As I’m finishing up this essay and going over my final spelling and grammar checks, Baby Corn has finally puttered out from running around and is now curled up in my lap purring loudly. I’m sure in a few minutes he’ll be recharged and back to tearing through the house, but for now I’m enjoying the brief moment of calm. He’s still so tiny, so sweet, and so full of wonder at all the possibility and potential in this brave new world that the older cats and I may sometimes take for granted. Baby Corn, with his tiny body and squeaky, commanding mews, possesses a kind of primal wisdom. Every room is worth exploring, every sound requires investigation, and every setback is temporary. It’s beautiful and optimistic, which I sometimes find myself struggling with as a 46-year-old perimenopausal woman living through a period of profound personal and collective transition who has been sucker punched by life more than once.

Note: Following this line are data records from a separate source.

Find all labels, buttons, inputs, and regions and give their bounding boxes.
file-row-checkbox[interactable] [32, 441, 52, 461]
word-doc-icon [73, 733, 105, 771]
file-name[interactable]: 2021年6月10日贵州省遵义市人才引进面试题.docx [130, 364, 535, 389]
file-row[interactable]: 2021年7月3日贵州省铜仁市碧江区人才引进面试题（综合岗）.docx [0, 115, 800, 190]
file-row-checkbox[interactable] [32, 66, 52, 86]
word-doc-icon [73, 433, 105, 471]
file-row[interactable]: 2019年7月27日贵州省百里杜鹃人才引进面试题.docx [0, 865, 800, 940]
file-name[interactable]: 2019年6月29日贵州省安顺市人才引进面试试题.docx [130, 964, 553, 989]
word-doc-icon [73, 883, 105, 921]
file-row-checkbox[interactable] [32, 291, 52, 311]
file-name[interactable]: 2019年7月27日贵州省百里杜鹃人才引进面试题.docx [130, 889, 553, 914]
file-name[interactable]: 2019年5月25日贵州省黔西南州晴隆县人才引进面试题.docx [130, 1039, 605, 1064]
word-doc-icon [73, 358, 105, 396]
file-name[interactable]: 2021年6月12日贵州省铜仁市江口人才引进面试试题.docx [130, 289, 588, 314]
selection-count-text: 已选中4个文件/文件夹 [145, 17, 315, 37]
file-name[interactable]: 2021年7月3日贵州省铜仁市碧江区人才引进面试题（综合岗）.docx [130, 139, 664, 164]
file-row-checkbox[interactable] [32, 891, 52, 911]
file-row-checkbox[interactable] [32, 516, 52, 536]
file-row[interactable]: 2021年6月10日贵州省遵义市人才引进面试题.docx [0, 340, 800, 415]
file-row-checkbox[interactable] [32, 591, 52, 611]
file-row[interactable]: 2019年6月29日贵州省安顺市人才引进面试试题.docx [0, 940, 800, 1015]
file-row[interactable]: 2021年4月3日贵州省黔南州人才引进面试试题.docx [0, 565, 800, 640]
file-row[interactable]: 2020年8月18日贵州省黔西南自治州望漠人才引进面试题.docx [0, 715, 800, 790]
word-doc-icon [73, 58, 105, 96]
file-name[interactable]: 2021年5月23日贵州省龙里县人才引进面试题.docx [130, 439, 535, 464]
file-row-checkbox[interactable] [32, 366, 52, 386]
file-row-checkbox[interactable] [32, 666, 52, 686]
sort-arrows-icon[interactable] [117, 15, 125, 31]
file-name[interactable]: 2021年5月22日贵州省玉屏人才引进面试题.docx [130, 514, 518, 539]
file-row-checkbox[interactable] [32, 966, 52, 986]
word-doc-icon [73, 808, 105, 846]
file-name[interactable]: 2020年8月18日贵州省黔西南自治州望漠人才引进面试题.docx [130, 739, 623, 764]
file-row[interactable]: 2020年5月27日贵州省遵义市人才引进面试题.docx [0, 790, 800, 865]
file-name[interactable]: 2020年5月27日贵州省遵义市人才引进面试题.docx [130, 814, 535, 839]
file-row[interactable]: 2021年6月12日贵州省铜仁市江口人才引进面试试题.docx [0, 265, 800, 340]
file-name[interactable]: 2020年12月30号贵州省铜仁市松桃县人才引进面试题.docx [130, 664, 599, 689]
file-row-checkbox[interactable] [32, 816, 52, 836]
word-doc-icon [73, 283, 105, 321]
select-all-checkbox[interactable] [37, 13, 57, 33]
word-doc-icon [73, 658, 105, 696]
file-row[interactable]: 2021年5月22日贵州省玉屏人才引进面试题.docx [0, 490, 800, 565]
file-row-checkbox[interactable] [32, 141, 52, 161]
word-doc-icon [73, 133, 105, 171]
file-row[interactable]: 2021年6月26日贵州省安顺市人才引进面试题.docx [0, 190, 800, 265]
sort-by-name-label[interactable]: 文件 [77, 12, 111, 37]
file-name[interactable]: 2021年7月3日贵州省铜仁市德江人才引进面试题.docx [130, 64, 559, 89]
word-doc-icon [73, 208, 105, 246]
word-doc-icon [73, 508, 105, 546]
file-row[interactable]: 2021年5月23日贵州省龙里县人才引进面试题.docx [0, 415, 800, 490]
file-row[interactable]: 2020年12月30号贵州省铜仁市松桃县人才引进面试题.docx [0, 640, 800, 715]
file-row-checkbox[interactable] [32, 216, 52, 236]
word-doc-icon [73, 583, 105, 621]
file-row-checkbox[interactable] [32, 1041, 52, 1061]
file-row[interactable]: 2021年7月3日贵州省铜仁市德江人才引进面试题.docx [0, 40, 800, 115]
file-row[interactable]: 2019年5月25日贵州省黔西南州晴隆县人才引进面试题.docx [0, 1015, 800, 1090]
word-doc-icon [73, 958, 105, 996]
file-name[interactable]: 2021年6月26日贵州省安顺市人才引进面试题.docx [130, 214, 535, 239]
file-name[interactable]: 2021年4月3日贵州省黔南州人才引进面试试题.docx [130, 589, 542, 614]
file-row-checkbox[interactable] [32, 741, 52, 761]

Watching him these past few days has reminded me that curiosity is a kind of courage. He doesn’t know what’s around the corner, but he investigates it anyway. He doesn’t know where the stairs lead, but he climbs them anyway. He doesn’t know what tomorrow holds, but that doesn’t stop him from throwing himself wholeheartedly into today. Maybe that’s part of the wisdom of this Gemini New Moon. We don’t always need to know exactly where we’re headed. Sometimes it’s enough to stay curious, remain open, and trust that the next piece of the story will reveal itself when it’s ready.